Participants will observe and compare the brain size of a rat, a cat, a chimpanzee, a human, and an elephant through models of their brains. They will then pull on handles of expanding models of the brains of each of the animals to stretch them out to their full surface area. Through this, they will be able to compare them with both their original size and the expansion rates of the other animals’ brains.
This experience demonstrates the importance of tool use to humans by exploring how tools have changed, diversified, and become more complex over time. Through these three activities, participants will see the breadth of tools that have been and are used by humans, illustrating the broad definition of a “tool.” Additionally, they will recognize how tools offer an advantage to the user, demonstrating the evolutionary advantage the ability to use tools has given humans.

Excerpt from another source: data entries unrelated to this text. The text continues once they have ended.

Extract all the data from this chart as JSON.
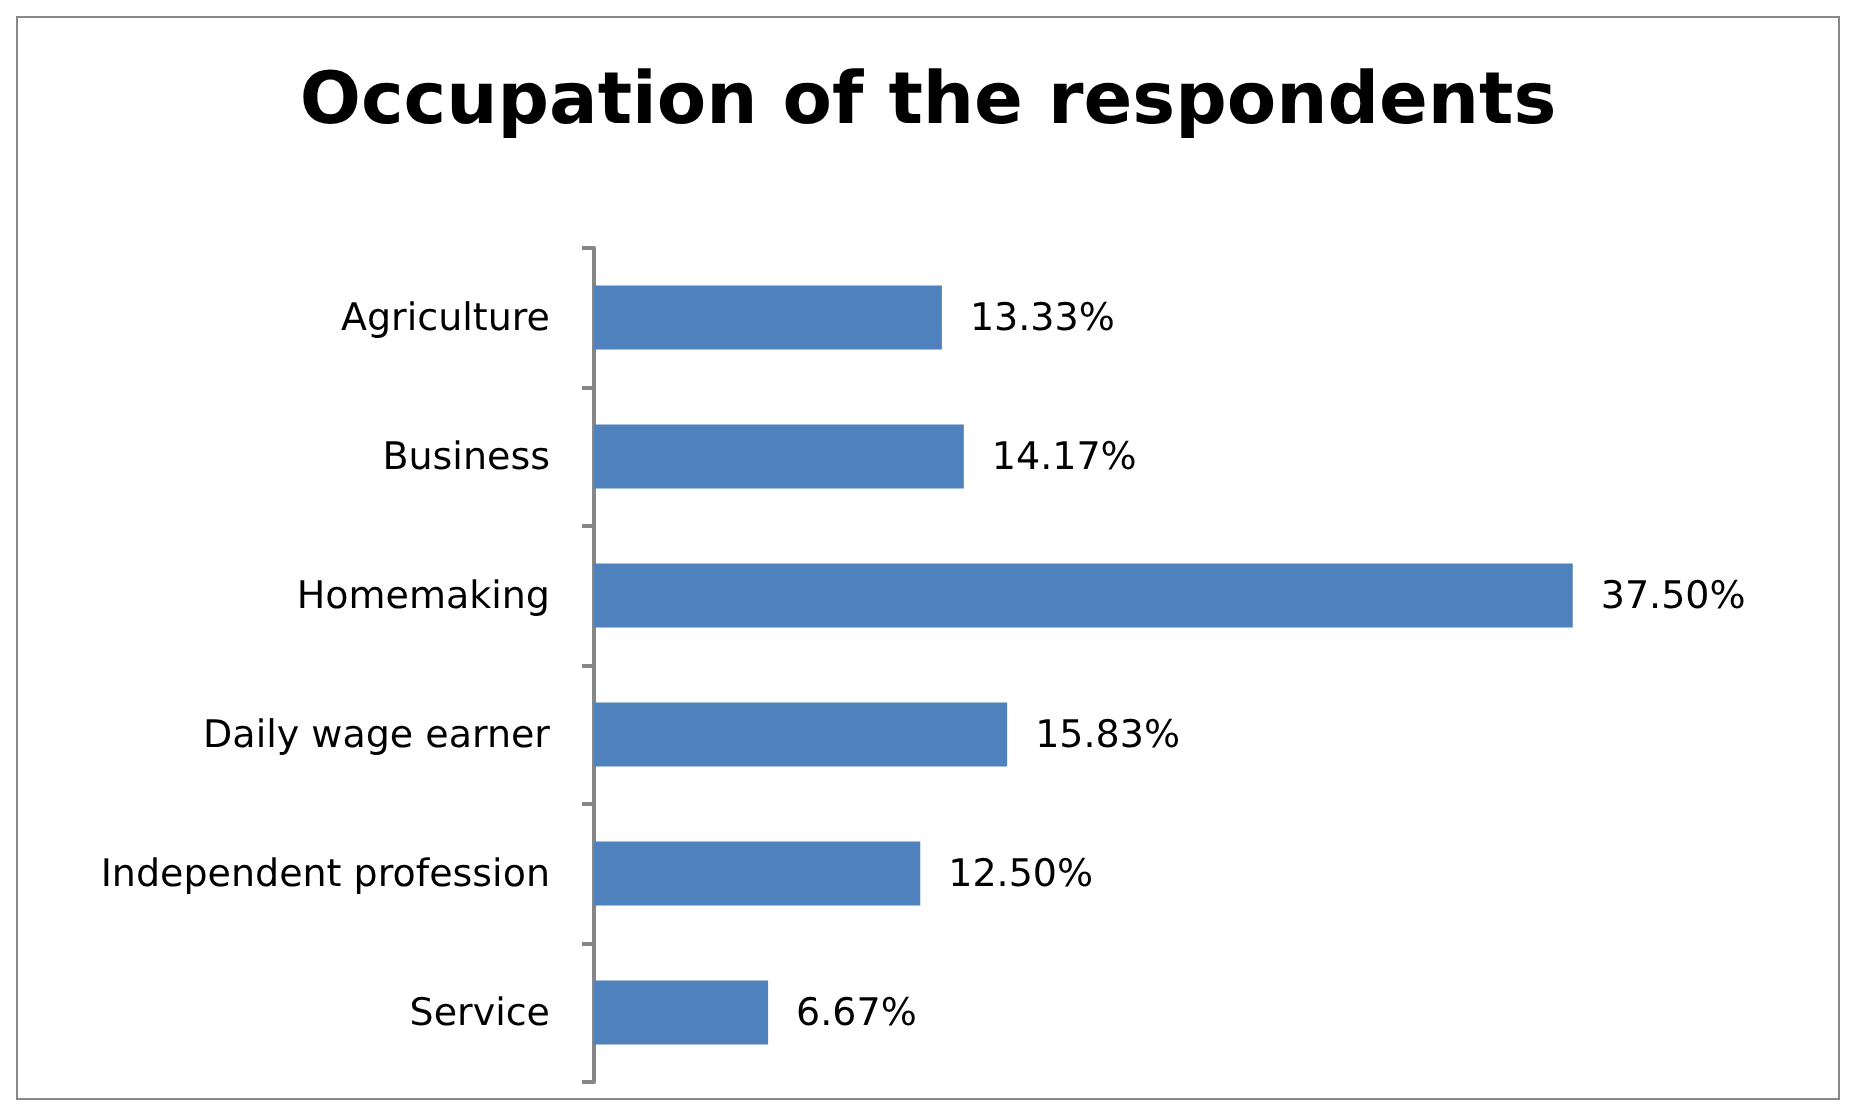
{
  "chart_data": {
    "type": "bar",
    "orientation": "horizontal",
    "title": "Occupation of the respondents",
    "categories": [
      "Agriculture",
      "Business",
      "Homemaking",
      "Daily wage earner",
      "Independent profession",
      "Service"
    ],
    "values": [
      13.33,
      14.17,
      37.5,
      15.83,
      12.5,
      6.67
    ],
    "value_labels": [
      "13.33%",
      "14.17%",
      "37.50%",
      "15.83%",
      "12.50%",
      "6.67%"
    ],
    "color": "#4f81bd"
  }
}
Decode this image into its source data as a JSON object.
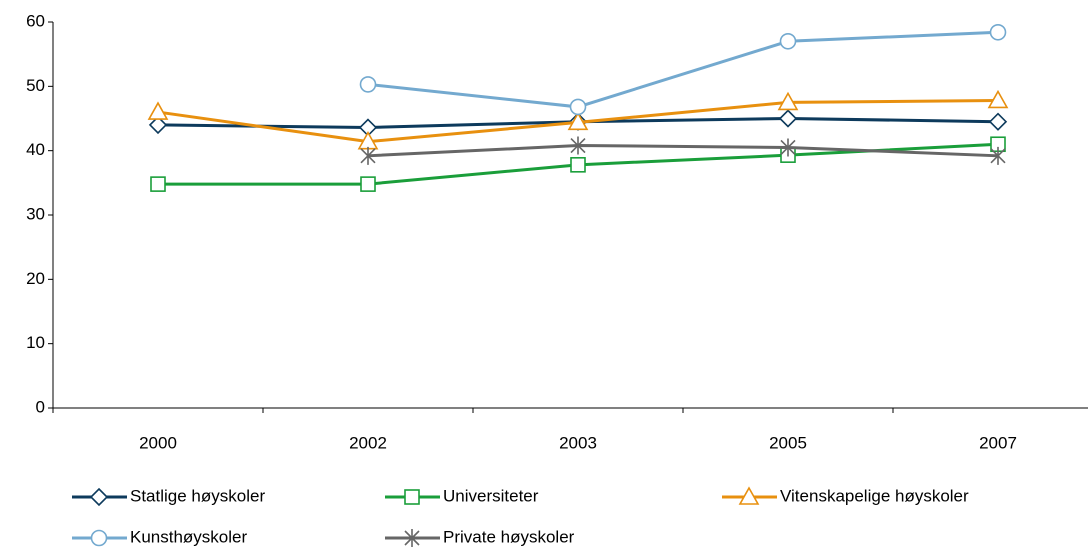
{
  "chart_data": {
    "type": "line",
    "categories": [
      "2000",
      "2002",
      "2003",
      "2005",
      "2007"
    ],
    "ylim": [
      0,
      60
    ],
    "yticks": [
      0,
      10,
      20,
      30,
      40,
      50,
      60
    ],
    "series": [
      {
        "name": "Statlige høyskoler",
        "color": "#0d3a5c",
        "marker": "diamond",
        "values": [
          44,
          43.6,
          44.5,
          45,
          44.5
        ]
      },
      {
        "name": "Universiteter",
        "color": "#1a9e3a",
        "marker": "square",
        "values": [
          34.8,
          34.8,
          37.8,
          39.3,
          41
        ]
      },
      {
        "name": "Vitenskapelige høyskoler",
        "color": "#e8900f",
        "marker": "triangle",
        "values": [
          46,
          41.4,
          44.4,
          47.5,
          47.8
        ]
      },
      {
        "name": "Kunsthøyskoler",
        "color": "#73a9cf",
        "marker": "circle",
        "values": [
          null,
          50.3,
          46.8,
          57,
          58.4
        ]
      },
      {
        "name": "Private høyskoler",
        "color": "#666666",
        "marker": "asterisk",
        "values": [
          null,
          39.2,
          40.8,
          40.5,
          39.2
        ]
      }
    ]
  }
}
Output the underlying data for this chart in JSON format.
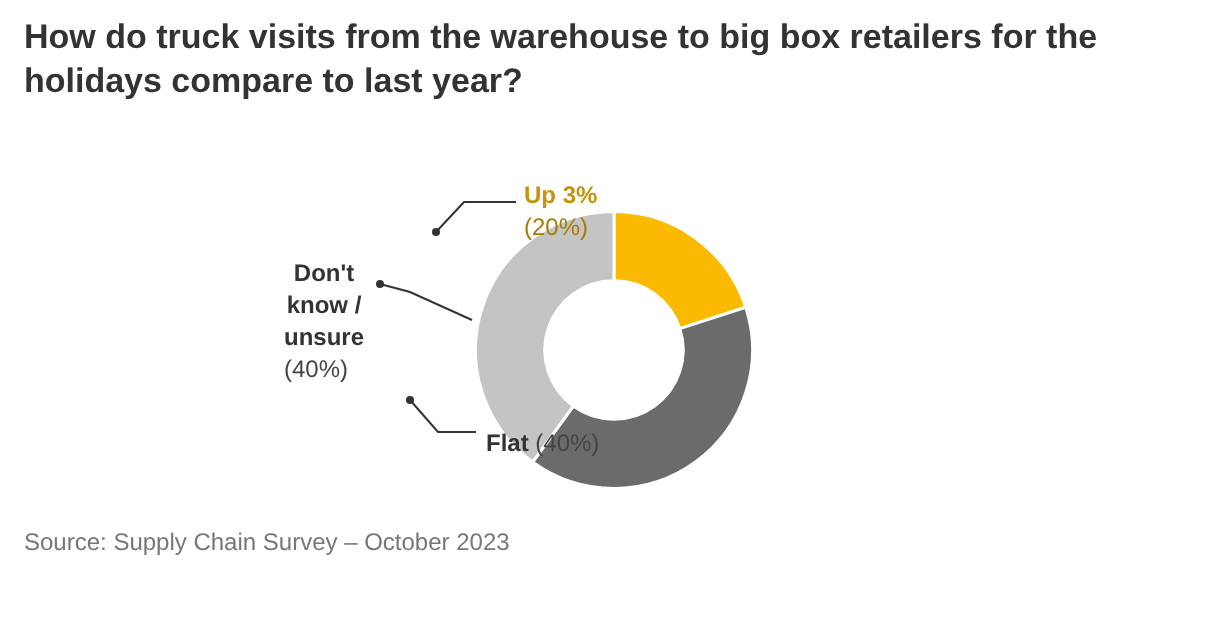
{
  "chart_data": {
    "type": "donut",
    "title": "How do truck visits from the warehouse to big box retailers for the holidays compare to last year?",
    "categories": [
      "Up 3%",
      "Flat",
      "Don't know / unsure"
    ],
    "values": [
      20,
      40,
      40
    ],
    "value_labels": [
      "(20%)",
      "(40%)",
      "(40%)"
    ],
    "colors": [
      "#fbb900",
      "#6b6b6b",
      "#c4c4c4"
    ],
    "legend": false,
    "annotations": [
      "Source: Supply Chain Survey – October 2023"
    ]
  }
}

Through three tasks, participants will see how tools have helped humans to complete ever more complex tasks throughout history. In the first task, participants will attempt to retrieve a higher number of magnetic termites from the termite mound, first with their hand and second with the magnetic “stick” tool. The termites will cling to the magnetic “stick” as real termites do to real sticks, demonstrating how tools make this task of collecting food easier. In the second task, participants will attempt to push a heavy box first by itself, and then with wheels. It will roll easier with the wheels, showing the effectiveness of the wheel as a tool. In the third task, visitors will be given a complex equation and the choice of a chalkboard and chalk or a calculator to do it with. The calculator will make the task much quicker and likely more accurate, showing the importance of computers as tools in the modern world.
The Story Continues
This component wraps up the exhibition by conveying the important message that evolution is an ongoing process and that it is not limited to the features they have just explored in the exhibition. This idea was chosen as a conclusion not only to emphasize how fundamental it is to evolution as a concept, but also to give visitors with something to continue to think about when they leave the exhibition. Presenting visitors with images that represent the factors influencing current human evolution gives them an indication of what they are, and the flaps offer a quick, simple way to get more in depth information on how they work.
Participants will lift up different flaps to see how factors in the world today such as food, diseases, globalization, and more continue to shape how the human lineage evolves.